L’album des Beatles, aussi révolutionnaire soit-il, fut la première tentative d’album cohérent (avec reprise de thème en fin d’album). Il fallut néanmoins attendre Nirvana et The Story Of Simon Simopath pour entendre un album pop narrant une histoire complète (tout cela se passe en 1967). En cette époque de compétitivité féroce, les Pretty Things furent les premiers à contre-attaquer. Avec un opéra.
Lorsque le groupe s’attaque à cet ambitieux SF Sorrow, il pâtit d’une réputation négative (incontrôlables, violents) et sort d’une séparation houleuse avec le label Fontana qui a dénaturé l’album Emotions à son insu, le décorant de violons et divers instruments à la mode pour capter l’air du temps. Désireux de reprendre sa destinée en mains, le groupe signe alors chez EMI – le label de référence à l’époque – avec de grandes idées.
Un premier single sort en Novembre 1967. “Defecting Grey”, 6 minutes de démence psychédélique dérangeante, oscillant entre valse au sitar, bandes inversées et guitare punk distordue. Un suicide commercial aujourd’hui considéré comme un des plus grands singles des années soixante.
Les têtes pensantes d’EMI bronchent à peine, râlant un peu à propos de la durée de la pièce, et encouragent le groupe à se lancer dans leur projet alors intitulé “rock opéra”, basé sur une nouvelle écrite par le chanteur Phil May. Preuve de leur intérêt pour le projet, ils confient le groupe aux mains de Norman Smith, tout frais producteur du premier Pink Floyd et envoie tout ce beau monde à Abbey Road. Le processus de création de l’album durera un an, période durant laquelle le groupe change de batteur au profit de Twink (ex-batteur de Tomorrow et futur Pink Fairies) et, fauché, emprunte des instruments aux Beatles quand ils ont le dos tourné (on entend plus le sitar de George Harrison sur SF Sorrow que sur n’importe quel album des Fab Four). Cette plage de temps leur laisse aussi la liberté d’expérimenter grâce aux possibilités offertes par le mythique studio.
SF Sorrow narre la vie et la mort d’un personnage nommé Sebastian F. Sorrow, chaque morceau comptant une étape de la vie du personnage. “SF Sorrow Is Born” ouvre – évidemment – l’album, guidé par une guitare acoustique et une basse bondissante.
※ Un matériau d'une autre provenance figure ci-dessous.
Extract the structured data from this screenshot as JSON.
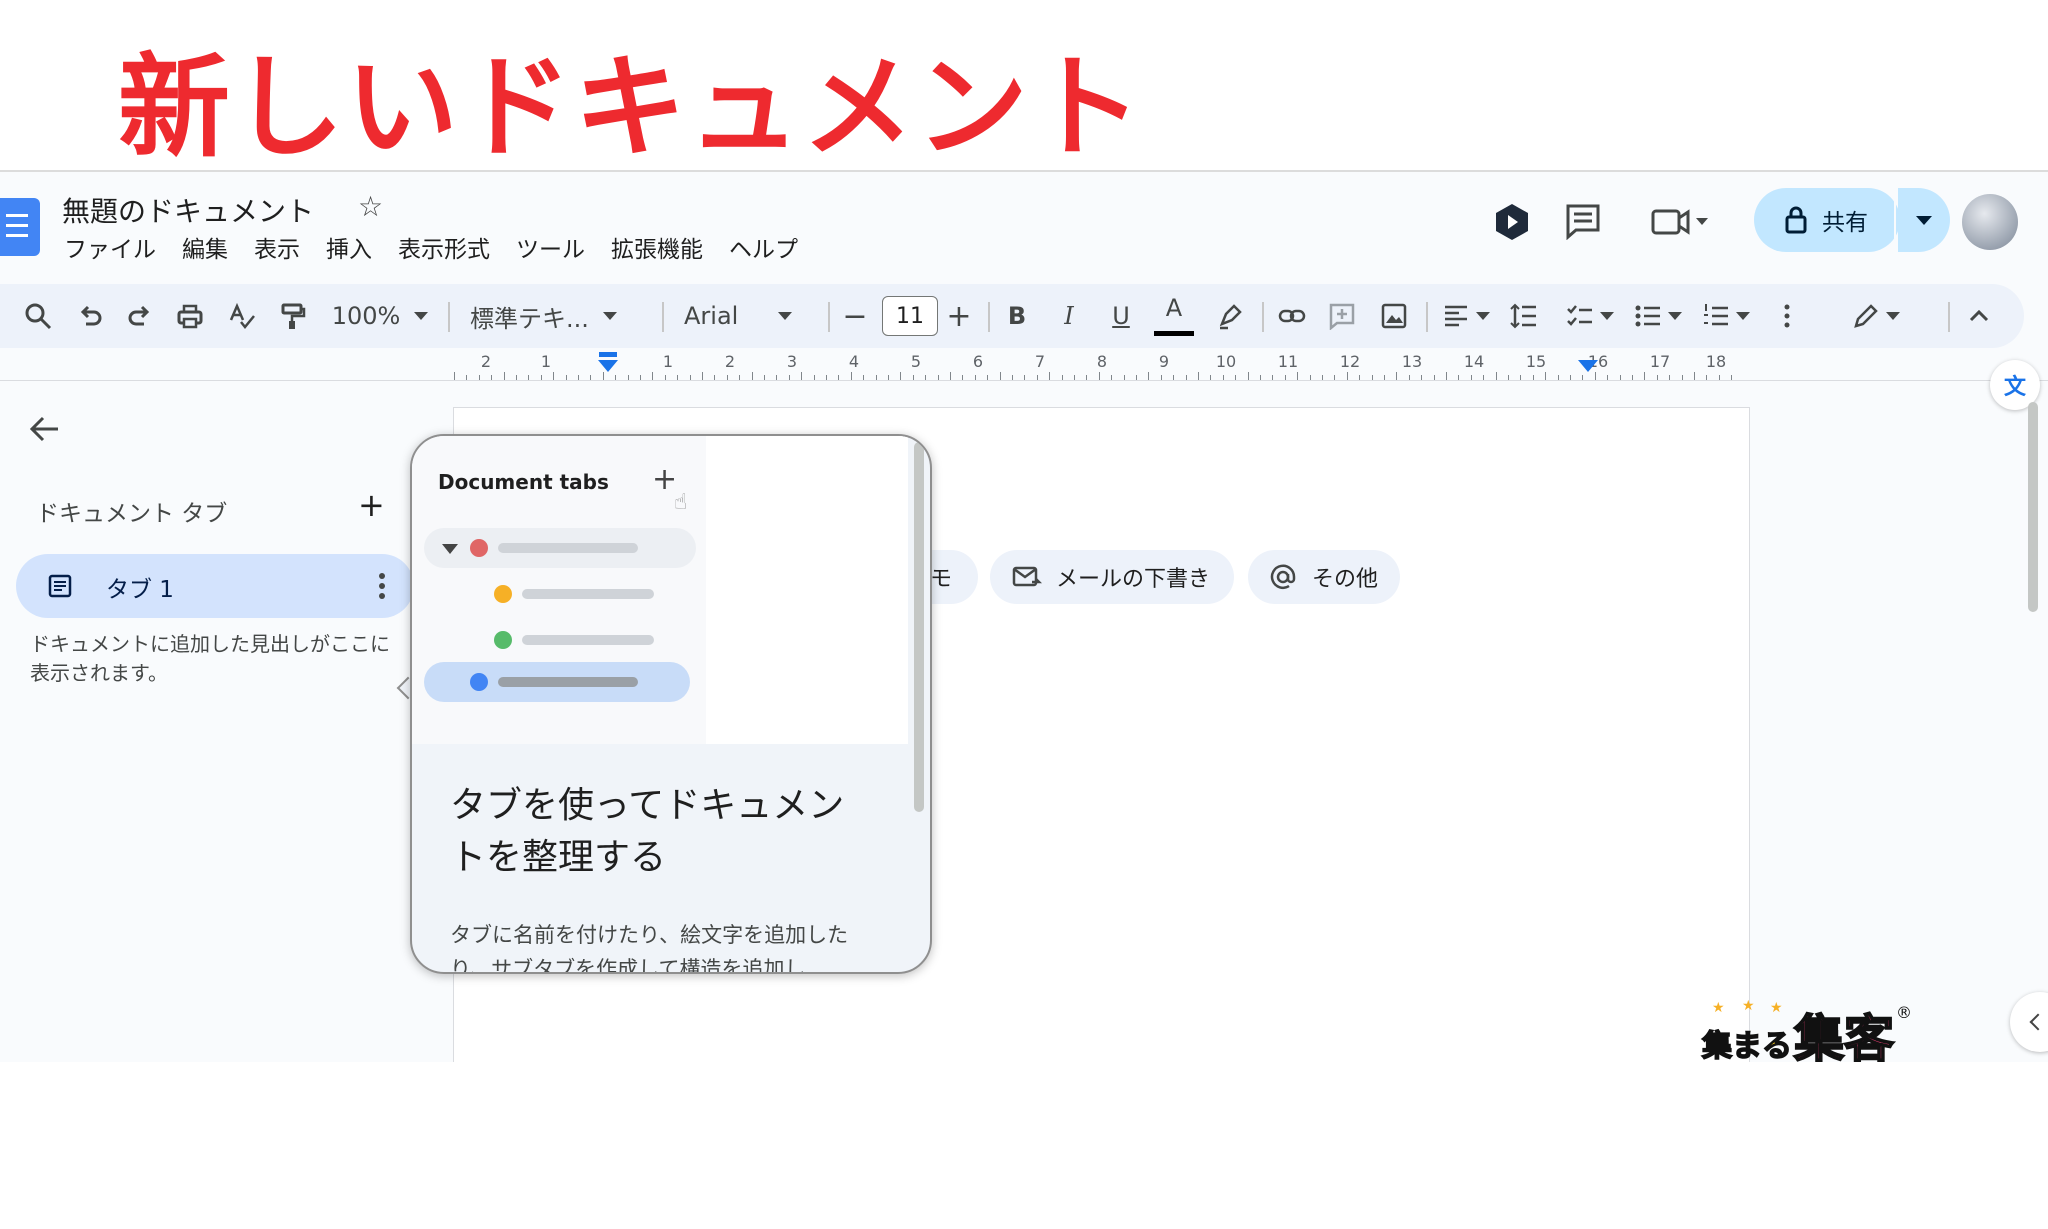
{
  "headline": "新しいドキュメント",
  "doc": {
    "title": "無題のドキュメント",
    "menus": [
      "ファイル",
      "編集",
      "表示",
      "挿入",
      "表示形式",
      "ツール",
      "拡張機能",
      "ヘルプ"
    ],
    "share_label": "共有"
  },
  "toolbar": {
    "zoom": "100%",
    "style": "標準テキ...",
    "font": "Arial",
    "font_size": "11",
    "bold": "B",
    "italic": "I",
    "underline": "U",
    "text_color": "A"
  },
  "ruler": {
    "numbers": [
      "2",
      "1",
      "1",
      "2",
      "3",
      "4",
      "5",
      "6",
      "7",
      "8",
      "9",
      "10",
      "11",
      "12",
      "13",
      "14",
      "15",
      "16",
      "17",
      "18"
    ]
  },
  "sidebar": {
    "header": "ドキュメント タブ",
    "tab_label": "タブ 1",
    "note": "ドキュメントに追加した見出しがここに表示されます。"
  },
  "chips": {
    "memo_partial": "モ",
    "email_draft": "メールの下書き",
    "more": "その他"
  },
  "popup": {
    "illustration_title": "Document tabs",
    "heading": "タブを使ってドキュメントを整理する",
    "body": "タブに名前を付けたり、絵文字を追加したり、サブタブを作成して構造を追加し"
  },
  "watermark": {
    "brand": "集まる集客",
    "mark": "®"
  },
  "colors": {
    "headline": "#ee2a2f",
    "share_bg": "#c2e7ff",
    "tab_selected": "#d3e3fd",
    "accent": "#1a73e8",
    "dot_red": "#e06666",
    "dot_yellow": "#f6b026",
    "dot_green": "#57bb6a",
    "dot_blue": "#4285f4"
  },
  "icons": [
    "docs-logo-icon",
    "star-icon",
    "gemini-icon",
    "comment-icon",
    "meet-icon",
    "lock-icon",
    "search-icon",
    "undo-icon",
    "redo-icon",
    "print-icon",
    "spellcheck-icon",
    "paint-format-icon",
    "highlighter-icon",
    "link-icon",
    "add-comment-icon",
    "image-icon",
    "align-icon",
    "line-spacing-icon",
    "checklist-icon",
    "bullet-list-icon",
    "numbered-list-icon",
    "more-icon",
    "pencil-icon",
    "chevron-up-icon",
    "back-arrow-icon",
    "plus-icon",
    "document-icon",
    "kebab-icon",
    "email-icon",
    "at-icon",
    "translate-icon",
    "chevron-left-icon"
  ]
}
Ce folk psychédélique laisse ensuite sa place à “Bracelets Of Fingers”, valse étrange menée par un sitar hypnotique qui occulte les paroles obscènes (“Tumbling through leaves as I scatter the seeds on an eiderdown“, une au ode plaisir solitaire – cf le titre). Sorrow adulte part à l’armée (“Private Sorrow”), la musique, toujours menée par cette guitare acoustique, tourne militaire avec un tambour évocateur et des flûtes de circonstance.
L’arrivée à New York coïncide avec la mort de sa compagne dans un accident de zeppelin dans “Balloon Burning”, mantra sombre aux guitares agressives, et l’enterrement qui s’ensuit : “Death”. Ce morceau au tempo lent frappe par la puissance émotionnelle qu’il dégage. Le jeu de batterie funèbre, la basse plombante et le sitar larmoyant créent une ambiance de mort irrespirable. Désespéré, Sorrow croise un personnage louche (dans l’extraordinaire “Baron Saturday”) qui lui propose un voyage vers le puits de la destinée (“The Well Of Destiny”). Une succession de morceaux plus dérangés les uns que les autres décrivent cette aventure intérieure : le folk planant de “The Journey”, le rock distordu d’ “I See You”, jusqu’à la ballade pop “Trust”.
Arrivé “Old Man Going”, le personnage principal est proche de la mort, et les Pretty Things envoient un des morceaux les plus rock’n’roll de l’album, un space-rock stoner précurseur de Hawkwind et des Pink Fairies. Ecrasant. L’album se clôt sur “Loneliest Person”, ballade acoustique parfaite qui met en avant la qualité d’écriture du groupe londonien et qui fait de SF Sorrow le pendant masculin d’Eleanor Rigby, autre personnage solitaire.
Pourquoi tel chef d’œuvre est-il aujourd’hui méconnu? Il était dit que les Pretty Things seraient marqués par la poisse. Si l’album sort fin 1968 en Angleterre, impressionnant au passage Pete Townshend des Who au point de lui inspirer son propre opéra rock, le label américain du groupe fait traîner les choses, décontenancé par le son malsain de ces anglais de triste renommée. SF Sorrow ne voit le jour que près d’un an après aux USA, quelques mois après Tommy. Les Pretty Things se voient taxés de suiveurs et sont descendus par la critique. le guitariste Dick Taylor quitte alors le groupe. Fin de l’acte un.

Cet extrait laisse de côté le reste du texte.